Für eine Kriegsführung gilt: Definiere klare, aber auch realistische Ziele vor dem Hintergrund der eigenen Kampfkraft – und habe immer eine Exit-Strategie in der Hinterhand, wenn die Ziele nicht mehr erreichbar sind. Was passiert, wenn man das nicht beherzigt, sehen wir im Großen. Unsere Möglichkeiten scheinen da doch begrenzt. Selbst die gern vorgebrachte Kündigung der Lieferverträge führt nicht geradewegs in einen Zustand kaufmännischer Freiheit („Rezepte werden nur noch privat abgerechnet“). Es gelten Kündigungsfristen, Kontrahierungszwänge, weiterhin die Arzneimittelpreisverordnung u. a. m. Um das eigene Gesicht zu wahren, werden die Apotheken nun weiter protestieren und „eskalieren“ müssen. Erfolgsgarantie sieht jedoch anders aus.

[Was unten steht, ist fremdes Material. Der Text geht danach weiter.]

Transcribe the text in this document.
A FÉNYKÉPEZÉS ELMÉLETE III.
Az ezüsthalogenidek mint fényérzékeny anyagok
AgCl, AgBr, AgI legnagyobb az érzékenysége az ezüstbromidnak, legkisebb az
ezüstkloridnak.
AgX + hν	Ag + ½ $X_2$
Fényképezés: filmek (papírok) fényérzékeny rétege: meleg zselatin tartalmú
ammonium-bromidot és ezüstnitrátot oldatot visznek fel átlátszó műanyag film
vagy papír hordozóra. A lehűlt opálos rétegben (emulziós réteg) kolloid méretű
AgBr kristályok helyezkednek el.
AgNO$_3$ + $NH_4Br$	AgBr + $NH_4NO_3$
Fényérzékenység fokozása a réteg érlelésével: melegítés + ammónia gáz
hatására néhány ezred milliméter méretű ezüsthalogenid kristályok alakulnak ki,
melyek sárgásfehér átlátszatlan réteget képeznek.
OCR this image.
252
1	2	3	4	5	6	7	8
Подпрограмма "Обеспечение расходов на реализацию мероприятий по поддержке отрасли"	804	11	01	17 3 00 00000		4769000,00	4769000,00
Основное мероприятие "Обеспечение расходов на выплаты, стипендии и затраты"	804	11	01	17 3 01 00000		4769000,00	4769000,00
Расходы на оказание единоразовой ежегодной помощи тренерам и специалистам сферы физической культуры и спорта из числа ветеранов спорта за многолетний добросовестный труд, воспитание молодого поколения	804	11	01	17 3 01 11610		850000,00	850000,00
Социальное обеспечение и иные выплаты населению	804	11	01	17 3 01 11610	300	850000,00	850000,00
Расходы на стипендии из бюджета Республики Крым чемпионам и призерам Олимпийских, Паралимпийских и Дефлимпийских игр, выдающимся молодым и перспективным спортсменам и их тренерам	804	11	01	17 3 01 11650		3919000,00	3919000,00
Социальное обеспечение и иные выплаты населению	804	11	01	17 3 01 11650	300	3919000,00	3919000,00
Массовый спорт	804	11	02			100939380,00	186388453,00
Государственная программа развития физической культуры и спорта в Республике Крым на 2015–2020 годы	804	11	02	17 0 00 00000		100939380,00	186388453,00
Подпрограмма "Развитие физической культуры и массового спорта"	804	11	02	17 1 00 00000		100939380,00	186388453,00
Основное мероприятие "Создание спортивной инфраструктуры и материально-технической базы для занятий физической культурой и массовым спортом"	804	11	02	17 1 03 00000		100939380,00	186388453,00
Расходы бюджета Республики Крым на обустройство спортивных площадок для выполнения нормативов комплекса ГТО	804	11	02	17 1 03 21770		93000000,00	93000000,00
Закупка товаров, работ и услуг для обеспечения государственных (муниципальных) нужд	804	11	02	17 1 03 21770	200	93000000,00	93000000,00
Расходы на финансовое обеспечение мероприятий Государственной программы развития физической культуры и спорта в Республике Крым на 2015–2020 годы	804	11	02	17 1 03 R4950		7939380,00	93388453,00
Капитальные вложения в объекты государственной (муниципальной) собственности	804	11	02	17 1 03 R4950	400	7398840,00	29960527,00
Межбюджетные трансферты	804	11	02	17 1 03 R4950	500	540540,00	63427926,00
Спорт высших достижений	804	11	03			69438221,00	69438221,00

Und der Plan B? Diese vorliegenden Eckpunkte bieten im Grunde nichts, was man nun haben müsste. Man kann gut darauf verzichten. Lieber keine Reform als eine schlechte Reform! Wirksam würde das sowieso erst ab 2025 – da wird bereits wieder gewählt. Eine neue Regierung könnte dann eine zukunftstragende Reform ab 2027 auf den Weg bringen. Klugerweise sollte man sich darauf konzentrieren. Und Karl Lauterbach wird mit einem Scheitern seines Werks gut leben können, dazu ist es viel zu unbedeutend, auch und gerade für die Kostenträger.